Documented or suspected cancer is an absolute indication for immediate colorectal surgery [1, 3]. Relative indications include multiple adenomas > 6 mm, presence of high-grade dysplasia in an adenoma, an acute increase in adenoma number, and when multiple small polyps are present making adequate colon surveillance difficult [3, 6].
4. Conclusion
Most homozygous MUTYH patients will develop 10 to 500 polyps, but there have been patients described with CRC with no polyps, or >500 [3, 5, 8]. It has been shown that HPs and SSAs, along with the presence of adenomas, are casually related to this mutation, and therefore can aid possible diagnosis [5, 7]. MAP etiology should be suspected in CRCs that present at a young age, the presence of polyps, and with a recessive inheritance pattern. CRCs in MAP tend to have better survival when compared to sporadic CRCs possibly because of the high number of TILS found, indicating active immune response [8].
Although many questions are yet to be answered when it comes to diagnosis, counseling, and screening/therapeutic strategies for patient with MUTYH mutations, it has been receiving increased attention in those patients presenting with polyposis coli and colorectal cancers. MUTYH germline molecular genetic testing is currently the standard for diagnosis, considered positive when biallelic MUTYH pathogenic variants are established in a proband. Though a positive test provides the diagnosis of a syndrome, interpretation of a negative genetic test can present a diagnostic challenge, given the chance of false negatives since many mutations have not yet been identified, or due to numerous sequence variations.

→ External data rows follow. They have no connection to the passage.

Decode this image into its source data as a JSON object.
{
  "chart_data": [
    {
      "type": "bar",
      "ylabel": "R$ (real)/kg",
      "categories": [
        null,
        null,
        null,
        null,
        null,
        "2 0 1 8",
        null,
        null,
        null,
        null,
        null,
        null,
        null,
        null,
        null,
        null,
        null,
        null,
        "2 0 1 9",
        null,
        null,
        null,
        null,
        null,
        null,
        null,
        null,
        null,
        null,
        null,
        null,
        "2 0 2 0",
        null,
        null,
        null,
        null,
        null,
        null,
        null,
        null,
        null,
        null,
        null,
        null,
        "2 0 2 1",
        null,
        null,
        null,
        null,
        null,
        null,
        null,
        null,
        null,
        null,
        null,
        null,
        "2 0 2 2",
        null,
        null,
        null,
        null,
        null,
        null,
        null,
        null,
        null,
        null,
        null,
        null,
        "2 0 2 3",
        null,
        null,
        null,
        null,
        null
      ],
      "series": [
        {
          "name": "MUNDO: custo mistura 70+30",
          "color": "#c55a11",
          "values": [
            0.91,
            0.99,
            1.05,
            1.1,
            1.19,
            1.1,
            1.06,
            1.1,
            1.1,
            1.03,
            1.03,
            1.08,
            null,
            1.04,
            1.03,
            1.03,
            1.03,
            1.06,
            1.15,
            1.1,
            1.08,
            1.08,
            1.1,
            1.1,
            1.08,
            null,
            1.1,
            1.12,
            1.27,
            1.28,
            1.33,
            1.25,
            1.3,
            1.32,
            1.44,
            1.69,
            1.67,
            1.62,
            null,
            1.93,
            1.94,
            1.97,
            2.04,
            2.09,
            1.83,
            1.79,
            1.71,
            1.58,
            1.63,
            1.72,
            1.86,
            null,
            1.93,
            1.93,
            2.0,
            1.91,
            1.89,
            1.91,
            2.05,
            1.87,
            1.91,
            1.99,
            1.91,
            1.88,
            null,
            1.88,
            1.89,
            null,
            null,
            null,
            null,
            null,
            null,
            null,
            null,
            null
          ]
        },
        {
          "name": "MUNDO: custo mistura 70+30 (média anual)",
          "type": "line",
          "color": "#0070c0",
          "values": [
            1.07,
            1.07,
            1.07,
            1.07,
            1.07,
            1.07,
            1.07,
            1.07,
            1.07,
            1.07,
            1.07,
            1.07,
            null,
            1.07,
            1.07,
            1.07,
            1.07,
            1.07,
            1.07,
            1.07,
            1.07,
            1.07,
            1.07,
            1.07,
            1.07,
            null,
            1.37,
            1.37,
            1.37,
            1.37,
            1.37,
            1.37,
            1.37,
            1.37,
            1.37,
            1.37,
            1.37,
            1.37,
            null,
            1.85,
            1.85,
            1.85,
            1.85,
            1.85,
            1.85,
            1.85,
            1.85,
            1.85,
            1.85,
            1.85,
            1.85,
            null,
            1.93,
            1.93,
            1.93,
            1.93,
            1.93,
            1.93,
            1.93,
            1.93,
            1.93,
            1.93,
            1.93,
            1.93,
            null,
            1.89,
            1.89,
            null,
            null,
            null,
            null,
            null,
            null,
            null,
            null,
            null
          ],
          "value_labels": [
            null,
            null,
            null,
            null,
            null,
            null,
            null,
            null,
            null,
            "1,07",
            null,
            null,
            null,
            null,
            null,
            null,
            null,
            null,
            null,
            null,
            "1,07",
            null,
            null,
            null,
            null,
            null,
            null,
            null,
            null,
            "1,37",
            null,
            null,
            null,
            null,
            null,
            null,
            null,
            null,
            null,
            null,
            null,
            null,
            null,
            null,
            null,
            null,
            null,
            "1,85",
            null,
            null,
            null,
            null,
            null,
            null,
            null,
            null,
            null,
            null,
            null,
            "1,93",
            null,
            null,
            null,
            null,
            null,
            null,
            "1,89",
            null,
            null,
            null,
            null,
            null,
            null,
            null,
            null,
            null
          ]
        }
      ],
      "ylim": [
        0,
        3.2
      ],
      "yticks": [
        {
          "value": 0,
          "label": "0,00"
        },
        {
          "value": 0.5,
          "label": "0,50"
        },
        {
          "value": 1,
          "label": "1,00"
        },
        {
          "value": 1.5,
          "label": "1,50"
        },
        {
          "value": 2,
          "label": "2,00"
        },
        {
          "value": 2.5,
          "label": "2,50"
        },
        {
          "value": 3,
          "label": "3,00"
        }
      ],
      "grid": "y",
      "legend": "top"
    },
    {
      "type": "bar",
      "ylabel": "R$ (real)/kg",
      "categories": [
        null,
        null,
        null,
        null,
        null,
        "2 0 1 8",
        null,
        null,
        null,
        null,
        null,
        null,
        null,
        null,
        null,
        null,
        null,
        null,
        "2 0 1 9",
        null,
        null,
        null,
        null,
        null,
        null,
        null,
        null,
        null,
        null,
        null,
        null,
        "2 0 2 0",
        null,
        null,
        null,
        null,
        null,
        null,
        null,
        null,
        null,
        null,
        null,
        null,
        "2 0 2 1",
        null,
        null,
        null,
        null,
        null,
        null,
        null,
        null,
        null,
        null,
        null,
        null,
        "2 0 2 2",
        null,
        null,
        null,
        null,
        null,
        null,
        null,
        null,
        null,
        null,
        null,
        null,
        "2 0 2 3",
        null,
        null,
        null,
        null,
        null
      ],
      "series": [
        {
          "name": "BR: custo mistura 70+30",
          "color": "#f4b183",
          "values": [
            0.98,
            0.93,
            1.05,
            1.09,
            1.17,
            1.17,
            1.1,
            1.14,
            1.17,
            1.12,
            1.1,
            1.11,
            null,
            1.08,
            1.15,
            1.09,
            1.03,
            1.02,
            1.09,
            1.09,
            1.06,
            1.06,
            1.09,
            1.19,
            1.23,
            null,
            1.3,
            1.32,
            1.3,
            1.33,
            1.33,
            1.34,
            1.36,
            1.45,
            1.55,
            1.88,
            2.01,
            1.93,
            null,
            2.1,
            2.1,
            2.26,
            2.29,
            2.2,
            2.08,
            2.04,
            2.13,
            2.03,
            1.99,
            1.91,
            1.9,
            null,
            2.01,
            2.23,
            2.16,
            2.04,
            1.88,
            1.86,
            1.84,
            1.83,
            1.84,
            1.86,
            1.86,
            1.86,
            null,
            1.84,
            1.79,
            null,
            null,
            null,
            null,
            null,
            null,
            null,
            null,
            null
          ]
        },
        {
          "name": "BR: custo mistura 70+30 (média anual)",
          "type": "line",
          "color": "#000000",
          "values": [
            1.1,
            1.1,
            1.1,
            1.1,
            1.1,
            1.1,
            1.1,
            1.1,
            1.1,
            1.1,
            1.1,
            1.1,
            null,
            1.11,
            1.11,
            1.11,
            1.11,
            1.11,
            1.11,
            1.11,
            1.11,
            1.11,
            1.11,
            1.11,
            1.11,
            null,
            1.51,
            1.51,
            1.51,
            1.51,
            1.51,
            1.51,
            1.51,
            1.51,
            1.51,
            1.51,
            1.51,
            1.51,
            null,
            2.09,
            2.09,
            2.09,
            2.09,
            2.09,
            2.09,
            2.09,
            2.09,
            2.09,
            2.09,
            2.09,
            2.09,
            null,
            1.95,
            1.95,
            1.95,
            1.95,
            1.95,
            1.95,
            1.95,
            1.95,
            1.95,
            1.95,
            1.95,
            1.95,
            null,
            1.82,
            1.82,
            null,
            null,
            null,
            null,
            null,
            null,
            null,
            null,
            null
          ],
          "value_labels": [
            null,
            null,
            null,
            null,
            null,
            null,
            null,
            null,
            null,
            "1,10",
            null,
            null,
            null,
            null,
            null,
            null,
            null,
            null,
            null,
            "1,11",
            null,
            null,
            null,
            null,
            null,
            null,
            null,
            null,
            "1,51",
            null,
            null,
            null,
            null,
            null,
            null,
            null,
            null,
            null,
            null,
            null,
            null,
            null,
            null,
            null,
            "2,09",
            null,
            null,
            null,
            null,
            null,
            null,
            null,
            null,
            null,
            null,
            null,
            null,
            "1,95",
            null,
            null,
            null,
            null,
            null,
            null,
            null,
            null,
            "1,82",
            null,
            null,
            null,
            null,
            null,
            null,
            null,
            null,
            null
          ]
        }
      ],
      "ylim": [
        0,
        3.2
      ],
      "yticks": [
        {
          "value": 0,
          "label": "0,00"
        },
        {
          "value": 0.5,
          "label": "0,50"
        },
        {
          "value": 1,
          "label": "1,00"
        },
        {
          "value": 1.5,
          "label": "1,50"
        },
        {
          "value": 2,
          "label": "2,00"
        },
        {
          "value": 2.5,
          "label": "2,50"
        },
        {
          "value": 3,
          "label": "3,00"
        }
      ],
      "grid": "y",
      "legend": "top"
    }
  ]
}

At this juncture, clinical assessment involving the age of onset of the first adenoma, number of adenomas, and personal or family history of CRC are crucial in selecting patients for genetic testing. Somatic KRAS analysis on tumor tissue has been suggested as a prescreening test to further select patients with CRC for germline genetic testing, particularly in those with atypical presentation (CRCs with no or few polyps) [8]. We suggest that it may be prudent to screen for MAP earlier and in shorter intervals in those with specific gene sequence variants, as these imply more severe disease. Without timely surveillance, CRC in MAP confers a lifetime risk of almost 100%. Therefore, there is an urgent need for the establishment of clear clinical and diagnostic criteria so that clinicians may intervene earlier and potentially decrease morbidity and mortality in patients with MAP.
Conflicts of Interest
The authors declare that there is no conflict of interest regarding the publication of this article.